But I'm suspicious that your example is just tripping up on "\013" which is the carriage return, and I see you are on windows.

pepijn-devries commented 1 year ago

You are right, after your comment I tried running my reprex on a Linux machine:

R version 4.2.3 (2023-03-15)
Platform: x86_64-pc-linux-gnu (64-bit)
Running under: Ubuntu 22.04.2 LTS

There I don't get the issue described here. So it seems to be a Windows specific issue. For my specific case I have created a work-around. But I was hoping that readr would provide a platform-independent solution for reading files, i.e. produce the same result on each platform for the same file. If this is not possible than c'est la vie, but maybe this issue can be documented or produce a warning?

hadley commented 1 year ago

We can look into it, but would you mind having a go at a simpler reprex? I'm pretty sure the problem is related to having on line that uses \r\n where all the other lines use \n.

pepijn-devries commented 1 year ago

Sure, I will have a look whether I can pinpoint further what causes the issue. This might take some time...

pepijn-devries commented 1 year ago

It was easier to simpify the issue than I thought. You are right that \r is triggering funny behaviour on Windows:

library(readr)
#> Warning: package 'readr' was built under R version 4.1.3

text <- "001\n002\n\r003\n004"

read_lines(text, skip = 0)
#> [1] "001"   "002"   "\r003" "004"
read_lines(text, skip = 1)
#> [1] "002"   "\r003" "004"
read_lines(text, skip = 2)
#> [1] ""
read_lines(text, skip = 3)
#> [1] "003" "004"
read_lines(text, skip = 4)
#> [1] "004"

Created on 2023-08-01 with reprex v2.0.2

On Windows reading data from the text comes to a halt when using skip=2 in the reprex, and just returns an empty string. On Linux the code above behaves as expected. On Linux \r is read as a separate line, whereas on Windows, it is considered the same line as where 003 is.

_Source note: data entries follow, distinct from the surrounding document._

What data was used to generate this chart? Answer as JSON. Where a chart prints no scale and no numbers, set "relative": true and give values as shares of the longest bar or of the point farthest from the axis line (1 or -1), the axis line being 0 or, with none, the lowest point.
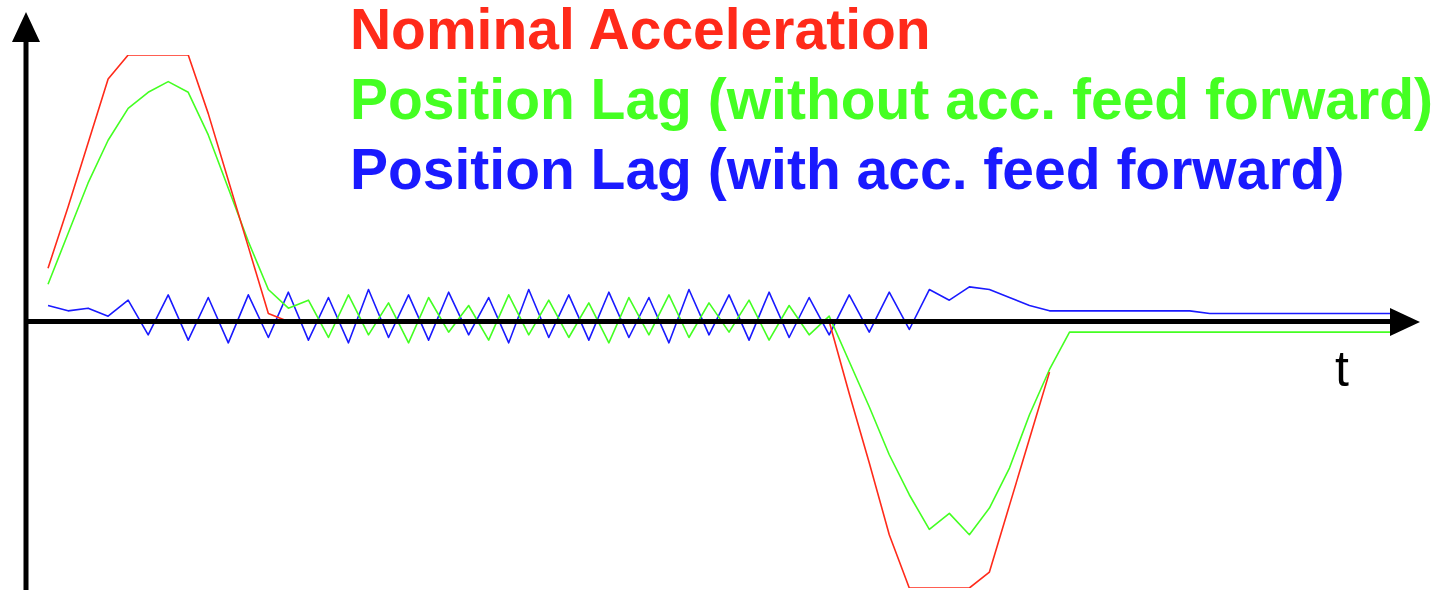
{
  "chart_data": {
    "type": "line",
    "relative": true,
    "xlabel": "t",
    "legend": "top right",
    "marker": "none",
    "categories": [
      null,
      null,
      null,
      null,
      null,
      null,
      null,
      null,
      null,
      null,
      null,
      null,
      null,
      null,
      null,
      null,
      null,
      null,
      null,
      null,
      null,
      null,
      null,
      null,
      null,
      null,
      null,
      null,
      null,
      null,
      null,
      null,
      null,
      null,
      null,
      null,
      null,
      null,
      null,
      null,
      null,
      null,
      null,
      null,
      null,
      null,
      null,
      null,
      null,
      null,
      null,
      null,
      null,
      null,
      null,
      null,
      null,
      null,
      null,
      null,
      null,
      null,
      null,
      null,
      null,
      null,
      null,
      null,
      null
    ],
    "series": [
      {
        "name": "Nominal Acceleration",
        "color": "#ff2a1a",
        "values": [
          null,
          0.2,
          0.43,
          0.67,
          0.91,
          1,
          1,
          1,
          1,
          0.78,
          0.53,
          0.28,
          0.03,
          0,
          null,
          null,
          null,
          null,
          null,
          null,
          null,
          null,
          null,
          null,
          null,
          null,
          null,
          null,
          null,
          null,
          null,
          null,
          null,
          null,
          null,
          null,
          null,
          null,
          null,
          null,
          0,
          -0.27,
          -0.53,
          -0.8,
          -1,
          -1,
          -1,
          -1,
          -0.94,
          -0.69,
          -0.44,
          -0.19,
          null,
          null,
          null,
          null,
          null,
          null,
          null,
          null,
          null,
          null,
          null,
          null,
          null,
          null,
          null,
          null,
          null
        ]
      },
      {
        "name": "Position Lag (without acc. feed forward)",
        "color": "#44ff22",
        "values": [
          null,
          0.14,
          0.33,
          0.52,
          0.68,
          0.8,
          0.86,
          0.9,
          0.86,
          0.7,
          0.5,
          0.3,
          0.12,
          0.05,
          0.08,
          -0.06,
          0.1,
          -0.05,
          0.07,
          -0.08,
          0.09,
          -0.04,
          0.06,
          -0.07,
          0.1,
          -0.05,
          0.08,
          -0.06,
          0.07,
          -0.08,
          0.09,
          -0.05,
          0.1,
          -0.06,
          0.07,
          -0.04,
          0.08,
          -0.07,
          0.06,
          -0.05,
          0.02,
          -0.15,
          -0.32,
          -0.5,
          -0.65,
          -0.78,
          -0.72,
          -0.8,
          -0.7,
          -0.55,
          -0.35,
          -0.18,
          -0.04,
          -0.04,
          -0.04,
          -0.04,
          -0.04,
          -0.04,
          -0.04,
          -0.04,
          -0.04,
          -0.04,
          -0.04,
          -0.04,
          -0.04,
          -0.04,
          -0.04,
          -0.04,
          -0.04
        ]
      },
      {
        "name": "Position Lag (with acc. feed forward)",
        "color": "#1a1aff",
        "values": [
          null,
          0.06,
          0.04,
          0.05,
          0.02,
          0.08,
          -0.05,
          0.1,
          -0.07,
          0.09,
          -0.08,
          0.1,
          -0.06,
          0.11,
          -0.07,
          0.09,
          -0.08,
          0.12,
          -0.06,
          0.1,
          -0.07,
          0.11,
          -0.05,
          0.09,
          -0.08,
          0.12,
          -0.06,
          0.1,
          -0.07,
          0.11,
          -0.06,
          0.09,
          -0.08,
          0.12,
          -0.05,
          0.1,
          -0.07,
          0.11,
          -0.06,
          0.09,
          -0.05,
          0.1,
          -0.04,
          0.11,
          -0.03,
          0.12,
          0.08,
          0.13,
          0.12,
          0.09,
          0.06,
          0.04,
          0.04,
          0.04,
          0.04,
          0.04,
          0.04,
          0.04,
          0.04,
          0.03,
          0.03,
          0.03,
          0.03,
          0.03,
          0.03,
          0.03,
          0.03,
          0.03,
          0.03
        ]
      }
    ]
  }
}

Preferably, the same text is interpreted the same on each platform, or the user should be able to indicate which characters should be interpreted as a line feed.

hadley commented 1 year ago

I get the same behaviour on my mac, so it's great that we have a platform independent reprex (possibly because you're no longer saving the string to disk, which can do weird things to newlines).

library(readr)

text <- "001\n002\n\r003\n004"

read_lines(text, skip = 0)
#> [1] "001"   "002"   "\r003" "004"
read_lines(text, skip = 1)
#> [1] "002"   "\r003" "004"
read_lines(text, skip = 2)
#> [1] ""
read_lines(text, skip = 3)
#> [1] "003" "004"
read_lines(text, skip = 4)
#> [1] "004"

Created on 2023-08-01 with reprex v2.0.2

pepijn-devries commented 3 weeks ago

Is there any progress to report on this bug? It seems to be still present in the latest release...

hadley commented 3 weeks ago

@pepijn-devries if their was progress, you can assume it would be reported here...